If you’re wondering whether or not I got to celebrate an
American holiday, here in Brasil, the answer is yes. I was invited over to an
American/Brazilian family’s house for the evening to celebrate with them and a
bunch of other Brazilians.
The best pumpkin pie I have ever had. No kidding. |
FOOD! |
My favorite part of the day however was when Ramona (another
American missionary- who has been here for 30 years, more or less, and is
married to a Brazilian) told us that if we wanted to, we could write out what
we were thankful for on a paper leaf and hang it on the tree she had made from
a branch (my mom does this!) I love stuff like this.
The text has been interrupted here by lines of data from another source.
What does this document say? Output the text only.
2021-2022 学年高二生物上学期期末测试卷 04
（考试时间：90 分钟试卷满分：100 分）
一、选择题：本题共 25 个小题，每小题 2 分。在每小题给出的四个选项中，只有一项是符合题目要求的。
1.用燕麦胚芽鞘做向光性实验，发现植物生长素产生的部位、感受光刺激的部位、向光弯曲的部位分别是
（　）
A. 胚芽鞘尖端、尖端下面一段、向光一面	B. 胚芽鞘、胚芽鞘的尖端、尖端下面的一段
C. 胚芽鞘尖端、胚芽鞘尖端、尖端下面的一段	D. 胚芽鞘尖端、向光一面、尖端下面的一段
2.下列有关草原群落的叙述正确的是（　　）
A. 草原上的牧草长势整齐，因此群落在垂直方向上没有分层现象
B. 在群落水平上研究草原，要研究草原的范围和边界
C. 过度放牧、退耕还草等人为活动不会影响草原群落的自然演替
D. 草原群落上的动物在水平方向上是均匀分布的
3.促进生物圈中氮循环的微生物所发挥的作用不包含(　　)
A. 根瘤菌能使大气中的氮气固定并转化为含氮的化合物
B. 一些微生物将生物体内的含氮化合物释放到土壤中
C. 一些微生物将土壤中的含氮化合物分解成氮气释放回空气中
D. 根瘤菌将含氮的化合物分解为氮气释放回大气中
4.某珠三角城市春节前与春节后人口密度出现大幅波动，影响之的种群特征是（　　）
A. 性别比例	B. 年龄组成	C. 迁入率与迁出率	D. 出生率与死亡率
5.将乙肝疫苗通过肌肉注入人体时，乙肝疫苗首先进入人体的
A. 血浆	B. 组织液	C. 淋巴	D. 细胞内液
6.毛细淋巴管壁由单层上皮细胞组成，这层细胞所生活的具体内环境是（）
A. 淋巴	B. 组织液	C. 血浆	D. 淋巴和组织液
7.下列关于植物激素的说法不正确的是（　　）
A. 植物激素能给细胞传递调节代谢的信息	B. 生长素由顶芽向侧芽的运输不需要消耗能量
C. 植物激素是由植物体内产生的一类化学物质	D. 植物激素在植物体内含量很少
Traditions like this where
we stop and take time to reflect, together, on the goodness of God.
This Thanksgiving, what am I thankful for?
Praying before our meal. |
1. FAMILY here and there. I’m thankful for the “family”- being defined as families and people that have adopted me and welcomed me, and of whom God has given me here in Brasil and I’m thankful for my family in the states who will always be there for me with whom I can talk to about the spectacular and mundane.
2. PORTUGUESE. Honestly, sometimes I don’t want to speak or
try to understand and though, at first, I thought of it an “injustice” that we
would be celebrating Thanksgiving, an American holiday, in Portuguese (I was
being a bit dramatic), it was a lovely thing. Though it’s not always easy, it
is a part of my life now, each day I’m learning, and not just the language
itself.
Love these faces! |
"Britt, we haven't played football for the last 5 years." was the response I got after asking if they had continued our family "tradition" of playing (American) football every Thanksgiving. |
3. This SEASON OF my LIFE- Specifically in being single. (I wrote about this same thing almost exactly a year ago...)
While at the Thanksgiving dinner, missing familiarity and family, I looked around and found myself wishing I was like the young married couple sitting across from me- wishing I had someone to hold onto and an “automatic” person with whom I could turn to or talk with.
I looked to the left of me to the family with two young kids and found myself wishing that I was even like them- with children to look after and care for. God challenged me to not look around me and wish I had something I didn't but to see the beauty and the things I could be thankful for in being single.
Once I opened my eyes, my perspective changed. I saw that I could easily insert myself into any of the conversations going on, or I could choose to be a “fly on the wall” and quietly observe all that was going on around me. I could dismiss myself easily to go Skype my family and I could be lost in my own thoughts and talk with God about them. This is a beautiful season.
~*~
It was a great Thanksgiving spent in Brazil, I would love to hear how yours was spent and what you are thankful for during this season!
Now it is time to start thinking of Christmas... ;) What are your plans?